With other equipment, the situation wasn't quite as bad according to Fogle. "Disc harrows and bush hogging equipment were up about 5% and overall trailer sales were down somewhat. Sales of special-order trailers, like enclosed trailers and open heavy-duty units, were up around 4%."
Fogle reports that his dealership's total sales for all of 2008 were down 3% from 2007 and doesn't see a major bounce in his business for at least a couple years.
"After the new president gets in and the housing market finally hits bottom, then we will see a turnaround, but it will take two years to really see a big boost in our farm equipment business. There's money out there, but a lot of folks are backing up on big purchase items for now. That's what we're seeing down here," says Fogle.
From Tennessee & Kentucky
Tim Brannon owns two dealerships that handle AGCO and Massey Ferguson equipment and several shortlines in Paris, Tenn., and Hopkinsville, Ky. He took and shared his views on everything from why compact and utility-type tractors aren't selling well and why the big 4WD units are moving off dealer lots. Some personal anecdotes also illustrate what he's seeing in his neck of the woods.
He reports that ag equipment sales to the consumer market — particularly compact tractors under 50 horsepower — were off about 19% in December and believes the trend will continue, "as long as the economy is in the tank."
He adds, "President-elect Obama might provide some stimulation, the but a $500 check won't get the housing market going again. The reason why the sales of compact tractors were so great for so long was due to housing starts. I'm talking about 'BIG' houses and Ranchettes — 10 acres, 2 horses and a barn. 'Dream houses' with a small tractor with a loader and mower.
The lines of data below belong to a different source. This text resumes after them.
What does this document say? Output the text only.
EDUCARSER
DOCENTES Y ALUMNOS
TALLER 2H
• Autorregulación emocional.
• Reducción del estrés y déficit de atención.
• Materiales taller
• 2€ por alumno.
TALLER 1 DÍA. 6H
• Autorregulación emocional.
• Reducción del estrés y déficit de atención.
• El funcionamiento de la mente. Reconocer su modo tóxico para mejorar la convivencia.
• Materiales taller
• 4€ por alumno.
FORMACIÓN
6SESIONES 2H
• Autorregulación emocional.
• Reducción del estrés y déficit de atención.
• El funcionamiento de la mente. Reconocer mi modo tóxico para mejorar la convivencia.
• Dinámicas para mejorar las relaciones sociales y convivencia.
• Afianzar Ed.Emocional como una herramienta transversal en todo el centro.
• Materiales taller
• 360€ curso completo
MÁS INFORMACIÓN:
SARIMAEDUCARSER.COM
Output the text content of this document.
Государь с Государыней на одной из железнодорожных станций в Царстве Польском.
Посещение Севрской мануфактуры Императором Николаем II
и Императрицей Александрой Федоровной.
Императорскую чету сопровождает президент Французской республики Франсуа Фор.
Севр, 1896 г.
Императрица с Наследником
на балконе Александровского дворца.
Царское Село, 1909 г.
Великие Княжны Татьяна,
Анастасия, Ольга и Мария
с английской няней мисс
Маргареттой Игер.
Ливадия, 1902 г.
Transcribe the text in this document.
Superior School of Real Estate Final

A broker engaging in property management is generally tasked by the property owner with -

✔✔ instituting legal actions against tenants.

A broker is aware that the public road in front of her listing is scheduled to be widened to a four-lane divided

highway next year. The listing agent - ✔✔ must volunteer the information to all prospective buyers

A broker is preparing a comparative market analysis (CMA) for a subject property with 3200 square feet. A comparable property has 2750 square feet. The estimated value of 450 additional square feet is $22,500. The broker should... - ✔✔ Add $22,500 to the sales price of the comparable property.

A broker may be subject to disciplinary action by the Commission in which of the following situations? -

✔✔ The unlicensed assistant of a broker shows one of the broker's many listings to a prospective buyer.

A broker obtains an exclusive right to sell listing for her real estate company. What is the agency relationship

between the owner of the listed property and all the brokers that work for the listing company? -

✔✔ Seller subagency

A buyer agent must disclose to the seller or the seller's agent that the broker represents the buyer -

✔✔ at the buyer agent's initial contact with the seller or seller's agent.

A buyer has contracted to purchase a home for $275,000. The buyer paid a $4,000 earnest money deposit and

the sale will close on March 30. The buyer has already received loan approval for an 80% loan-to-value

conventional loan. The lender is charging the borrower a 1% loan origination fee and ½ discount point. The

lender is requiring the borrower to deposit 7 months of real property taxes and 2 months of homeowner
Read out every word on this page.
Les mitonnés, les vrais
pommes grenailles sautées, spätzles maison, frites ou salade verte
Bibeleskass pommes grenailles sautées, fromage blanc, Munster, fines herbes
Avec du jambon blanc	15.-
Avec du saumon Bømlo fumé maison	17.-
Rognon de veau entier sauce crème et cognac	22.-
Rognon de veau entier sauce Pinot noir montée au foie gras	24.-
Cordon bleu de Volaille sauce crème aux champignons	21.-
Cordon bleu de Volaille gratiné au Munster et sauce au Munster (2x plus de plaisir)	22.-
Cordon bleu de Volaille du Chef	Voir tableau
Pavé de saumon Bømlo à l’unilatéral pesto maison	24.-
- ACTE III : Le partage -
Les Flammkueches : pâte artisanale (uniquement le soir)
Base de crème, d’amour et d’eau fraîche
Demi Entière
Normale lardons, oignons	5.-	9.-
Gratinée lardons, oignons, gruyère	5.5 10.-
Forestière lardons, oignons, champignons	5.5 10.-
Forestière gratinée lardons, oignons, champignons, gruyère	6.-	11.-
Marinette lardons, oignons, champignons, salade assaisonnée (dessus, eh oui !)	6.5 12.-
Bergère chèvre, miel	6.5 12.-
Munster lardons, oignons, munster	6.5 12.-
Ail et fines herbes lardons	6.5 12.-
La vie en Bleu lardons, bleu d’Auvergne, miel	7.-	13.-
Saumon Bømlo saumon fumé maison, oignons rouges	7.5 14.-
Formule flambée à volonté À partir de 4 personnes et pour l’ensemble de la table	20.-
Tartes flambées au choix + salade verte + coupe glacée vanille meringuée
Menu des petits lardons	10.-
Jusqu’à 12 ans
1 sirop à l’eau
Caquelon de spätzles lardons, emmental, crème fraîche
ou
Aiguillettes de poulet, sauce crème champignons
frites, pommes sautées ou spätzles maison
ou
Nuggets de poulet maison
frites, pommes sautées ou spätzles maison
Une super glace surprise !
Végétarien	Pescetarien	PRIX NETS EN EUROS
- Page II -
Not too long ago, buying a small tractor didn't add much to people's other monthly payments.
"With housing down, so went the new small tractor sales," says Brannon. "Kubota told their dealers 'don't let inventory put you out of business.' If you order it, you get it and you pay for it — no handouts."
He also adds that Massey Ferguson is currently offering 6-year free financing on compact tractors. "Some models are discounted as much as 20%. This is a scary market," Brannon says.
As for the ag end of the market, "Cattle, as in cow-calf operation, are in the dumper as well," he explains. "It's impossible right now to turn a profit, but folks keep doing it because the land isn't suitable for row crops and 'It's what Dad always did.'
"This is also hurting the small regular tractor [40-60 horsepower] sales down," says Brannon.
"Also keep in mind these tractors represent a high numbers segment. They are still being sold, but volume is off 10% in this area compared to last few years. Will it pick up? Probably some, but it depends on corn prices and what the general economy does."
To illustrate his point, Brannon adds this personal anecdote: "We went to a steak house last week and there was no line — it's usually a half hour to 45 minute wait. It looks to me like the demand for rib eyes is way down. When people start popping for steaks then the market will follow."
"Tractors above 100 horsepower? Demand is good but the volume isn't nearly what it is for the small tractors. The big area is high-horsepower, articulated 4WD units." He sees Midwest farms getting larger, gobbling up land left by retirees. As they do, Midwest farmers will more and larger equipment and implements.
He believes along the way, farmers will hit a point of diminishing returns when it comes to farm size. "It takes a special person to manage a large farm. As farms get larger they usually diminish in productivity and quality."